First-Generation Success Story: Kelsey Gatton
Meet Kelsey Gatton, a first-generation undergraduate student and current employee at the University of Kentucky. Kelsey is a current student in the Master of Public Health (MPH) program and full-time staff member in the Health Management and Policy (HMP) department at the College of Public Health (CPH).
Kelsey completed her Bachelor of Public Health (BPH) and Bachelor of Health Sciences (BHS) in Spring 2021 at the University of Kentucky’s College of Public Health and College of Health Sciences.
As a first-generation student, Kelsey has assumed many leadership roles and opportunities to learn, study, and work within Kentucky and beyond which include:
- Cultivating Cats Alumni Mentor,
- Secretary of Leading Women of Tomorrow,
- College of Health Sciences Ambassador,
- Founding Member of Forte Women Business Leaders - UK Chapter,
- EMPOWER Women’s Leadership Program,
- Student Health Advisory Council (SHAC) Member,
- Member of Healthcare Administration Student Association,
- Study Abroad: Health & Healthcare in Paris, France, emphasizing public policy and health behavior effects on public health,
- Study Abroad: Sexuality & Sexual Health in Amsterdam, Netherlands, emphasizing public policy and cultural influences on health outcomes, and
- Research roles and independent studies with Dr. Brandi White (CHS), Dr. Julia Costich (CPH), Dr. Martha Riddell (CPH), and Dr. Rachel Hogg-Graham (CPH).
“There are endless opportunities for students at the University of Kentucky,” says Kelsey. “You just have to know where to look and who to ask!”
What are some common challenges that first-generation students experience?
“Financial. Navigating the various resources to fund your education is challenging. Most of these are not centrally located and require a lot of research, inquiry, and grit.
Contact the UK Student Financial Aid and Scholarships office. They are very resourceful, knowledgeable, and can help you explore all your financial resources including scholarships. Explore community foundations in your hometown and ask your college representatives if there any departmental or college scholarships to apply for.
Belonging. It’s difficult to come into a large university with no expectation of what is to come. You may have questions that seem silly or like common sense - but common sense is taught and first-gen students do not have this opportunity.

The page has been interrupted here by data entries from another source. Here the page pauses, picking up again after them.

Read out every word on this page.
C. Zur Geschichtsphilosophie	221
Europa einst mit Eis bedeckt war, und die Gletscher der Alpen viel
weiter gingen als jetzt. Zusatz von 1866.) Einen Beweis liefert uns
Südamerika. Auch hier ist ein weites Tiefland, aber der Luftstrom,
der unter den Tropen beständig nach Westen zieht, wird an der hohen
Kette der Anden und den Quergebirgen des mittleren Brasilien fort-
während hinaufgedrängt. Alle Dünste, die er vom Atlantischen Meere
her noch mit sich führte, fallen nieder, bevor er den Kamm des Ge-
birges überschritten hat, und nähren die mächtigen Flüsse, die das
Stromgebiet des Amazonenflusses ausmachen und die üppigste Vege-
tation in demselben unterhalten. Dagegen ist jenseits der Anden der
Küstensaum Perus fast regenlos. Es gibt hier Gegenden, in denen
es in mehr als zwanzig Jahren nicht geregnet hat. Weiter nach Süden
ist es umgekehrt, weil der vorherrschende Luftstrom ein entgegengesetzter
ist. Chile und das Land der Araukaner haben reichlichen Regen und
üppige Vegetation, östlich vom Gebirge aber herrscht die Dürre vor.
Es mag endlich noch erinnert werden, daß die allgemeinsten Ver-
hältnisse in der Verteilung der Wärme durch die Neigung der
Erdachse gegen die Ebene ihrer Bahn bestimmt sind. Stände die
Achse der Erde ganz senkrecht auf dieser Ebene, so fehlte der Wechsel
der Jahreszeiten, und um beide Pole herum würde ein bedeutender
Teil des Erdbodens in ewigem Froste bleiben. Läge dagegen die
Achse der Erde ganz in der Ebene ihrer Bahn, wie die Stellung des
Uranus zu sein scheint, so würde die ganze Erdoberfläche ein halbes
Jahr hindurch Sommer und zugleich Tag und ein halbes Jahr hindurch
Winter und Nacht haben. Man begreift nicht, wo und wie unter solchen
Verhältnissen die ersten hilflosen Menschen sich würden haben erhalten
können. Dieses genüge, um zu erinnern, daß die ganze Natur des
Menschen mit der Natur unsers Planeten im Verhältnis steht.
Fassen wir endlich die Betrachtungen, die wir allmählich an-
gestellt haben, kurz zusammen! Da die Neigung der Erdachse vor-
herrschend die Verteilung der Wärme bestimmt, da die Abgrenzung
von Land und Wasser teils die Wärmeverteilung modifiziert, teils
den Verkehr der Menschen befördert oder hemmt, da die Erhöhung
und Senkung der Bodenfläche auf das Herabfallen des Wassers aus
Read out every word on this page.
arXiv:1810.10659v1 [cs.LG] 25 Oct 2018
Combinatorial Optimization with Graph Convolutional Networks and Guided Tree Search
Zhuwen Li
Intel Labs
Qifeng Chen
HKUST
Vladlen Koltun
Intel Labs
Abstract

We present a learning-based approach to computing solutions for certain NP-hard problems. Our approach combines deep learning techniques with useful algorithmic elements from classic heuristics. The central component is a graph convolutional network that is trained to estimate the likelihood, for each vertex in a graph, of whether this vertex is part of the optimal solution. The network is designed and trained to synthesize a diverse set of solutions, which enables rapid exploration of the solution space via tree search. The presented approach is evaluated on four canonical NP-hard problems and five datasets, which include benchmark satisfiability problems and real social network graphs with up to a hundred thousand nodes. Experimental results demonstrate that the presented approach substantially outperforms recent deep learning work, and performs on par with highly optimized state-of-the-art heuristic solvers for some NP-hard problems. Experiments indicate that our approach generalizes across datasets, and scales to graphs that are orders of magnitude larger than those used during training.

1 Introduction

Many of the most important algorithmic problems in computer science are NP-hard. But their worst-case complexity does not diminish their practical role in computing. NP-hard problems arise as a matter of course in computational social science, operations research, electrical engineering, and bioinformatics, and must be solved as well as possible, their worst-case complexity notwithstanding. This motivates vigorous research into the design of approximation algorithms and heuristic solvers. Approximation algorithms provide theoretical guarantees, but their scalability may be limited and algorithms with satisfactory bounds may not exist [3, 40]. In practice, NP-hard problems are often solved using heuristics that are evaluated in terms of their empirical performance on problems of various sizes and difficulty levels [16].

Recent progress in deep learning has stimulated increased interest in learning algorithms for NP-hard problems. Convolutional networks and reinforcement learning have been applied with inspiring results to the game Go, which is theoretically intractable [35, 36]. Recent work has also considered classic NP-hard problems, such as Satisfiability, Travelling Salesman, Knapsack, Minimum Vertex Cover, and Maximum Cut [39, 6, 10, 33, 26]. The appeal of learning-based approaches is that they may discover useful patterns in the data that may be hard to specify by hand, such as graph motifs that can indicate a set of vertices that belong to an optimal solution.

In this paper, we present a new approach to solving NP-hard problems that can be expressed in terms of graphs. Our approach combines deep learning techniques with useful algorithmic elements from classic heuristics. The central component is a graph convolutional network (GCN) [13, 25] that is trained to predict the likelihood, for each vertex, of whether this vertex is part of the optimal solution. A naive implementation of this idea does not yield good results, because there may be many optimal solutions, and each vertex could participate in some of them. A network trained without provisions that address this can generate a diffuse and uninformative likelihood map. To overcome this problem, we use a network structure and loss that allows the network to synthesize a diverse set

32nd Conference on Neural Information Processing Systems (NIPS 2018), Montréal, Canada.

A great place to start is exploring the student organizations at BBNvolved and filtering by what you are interested in.”
What are some special traits or unique abilities that first-generation students bring?
“A fresh perspective. They can make the experience their own as they don't have expectations of what it should be. This can also improve current programs and activities that first-gen students might become a part of or lead like student government, clubs, and more.
Ability to persevere. While not ideal, first-gen students develop the essential skill of self-sufficiency by finding things out on their own.”
What is your best advice for prospective first-generation students as they consider where to attend college?
“Do your research and ask questions. The best way to make the most of your experience is to figure out everything available to you. UK has great resources for almost anything such as tutors, technology support, food assistance, self-defense training, KORU mindfulness programs, mental health counseling, fun events to make things and connect with others, tuition aid for full-time employees, and seminars for things you may be interested in.
Ask professors if they need research help or explain your interests and ask if they know anywhere you can expand on those interests is excellent. Always be curious and eager to improve your experience.”
What resources would you recommend for first-generation students at UK?
“Get involved – go to every meeting and event of interest, join clubs that interest you, take classes that fulfill you. Seek advice from other students, professors, and resources like the Career Center for any advice on majors/future pathways.
Become an ambassador of your college, work part-time or full-time jobs on campus, and take advantage of other helpful resources like:
- Writing Center for one-on-one attention with your writing,
- The Study for centralized peer tutoring,
- One Cafe for nutritious $1 meals,
- Campus Kitchen’s Farm to Fork, which supplies free locally sourced lunches using recovered foods and produce, and
- University Health Services for access to free medical visits including mental health.